Youth Life Skills
Achievements at school are hugely important but GCSE’s are not the only skills that kids should leave school with. So, what do they need to know and how do you teach this adulting stuff?
The best way to come up with your teens home curriculum is to ask yourself what do you need to do to manage your home?
Can your child/teen/young adult use a hoover, cook a meal, do the weekly shop, manage their income? Could they stay on top of the washing, ironing, cleaning? Can they confidently do their banking, contact the enquiries department for their phone, go to the Optician/dentist/doctors and follow through on the advice they maybe given?
These are life skill that we learnt at some point, helping your child learn them will only help them at some point in their future.
What skills are necessary for them to hold down a job?
They need to manage their time, travel independently, be responsible for the tasks assigned to them, communicate effectively, respectfully, in full sentences, using eye contact with adults, even ones they have not met before. They need to be responsible for their own belongings, they need to stand up for themselves in a respectful manner, they need to show initiative.
One of the most important life skill, in my opinion, is to learn how to live, and I don’t mean breathing in and out or cooking or exercising. I mean they need to learn to LIVE their life rather than just exist; unfortunately, a lot of young people, especially those that move through life glued to their screen, are only existing.
They need to be able to put themselves out there and that means risk.
They need to try, they need to feel ok to fail, they need to give it a go and see what happens.
They need to learn to look up and live in the world with all the 3d people.

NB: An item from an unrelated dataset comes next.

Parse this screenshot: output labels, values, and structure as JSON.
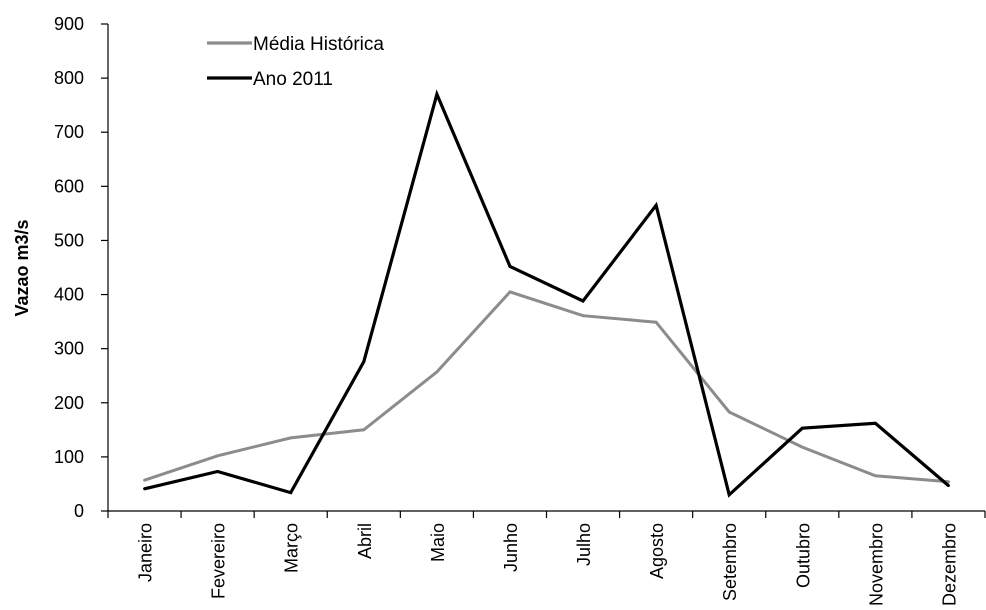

Who teaches kids the life skill of managing emotions? Who will show them what to do when someone hurts them, how to communicate with people who let them down? They need to learn to love and love well, just as Jesus loves, with an open hand rather than a closed fist. They need to learn to give of themselves to other people, expose themselves, perhaps become a bit vulnerable
Because that is what it means to be in a family.
School will teach them so much of what they need to live this life but it is for family to teach them the rest; parents, aunts, uncles, grandparents.
Our modern world has isolated people and so our youth feel safe in the isolation of an online community meaning too many of our emerging adults are nervous of being sociable. Let us show them respect, acceptance, real emotion, success, failure, laughter, tears and real, honest love so that they will be happy socialising in the real world.
Let us model living and doing life well, the best way we know how. Be honest with your child and tell them what you want to do and why, perhaps start by speaking to them about what was good in your day today and what was rubbish because then they may be more inclined to speak about theirs. Give them the space to try their new skills and be prepared to happily (not grumpily) mop up behind them because learning a new skill invariably leads to some mistakes now and then. Then, when it is time, to let them to go it alone you can be confident in their abilities.
So if the life skill you want to teach is communicate well to others in your family you would model speaking about your day, successes and failures, then you would ask them about their day with prompts (how was so-and-so, what was the feedback on that homework, was that girl happier today…..), when they roll their eyes at you or give you a one word answer or skulk off muttering ‘my mum is so annoying’ you will just take it on the chin and try again later. And again and again and again! Then one day they will start speaking to their siblings about their day, about what they have been doing, what they are looking forward to tomorrow or dreading next week. It is normal communication which we can do well with people we don’t live with, but too often we forget to bother with the people in our own homes.
Speak to your kids often, even when they are sullen, don’t rely on messaging.
Speak to them well, and not only with requests to do something
Show them what to do
Celebrate with them when they manage to do it. WARNING this celebration may elicit a sarcastic eye roll or comment but that’s ok, it goes with teen territory.
We, the parents, are the first and most important teachers our kids have. Let us not leave it to school to do it all, let us claim our youth back and do it for ourselves.
After all, no one else loves them as much as we do.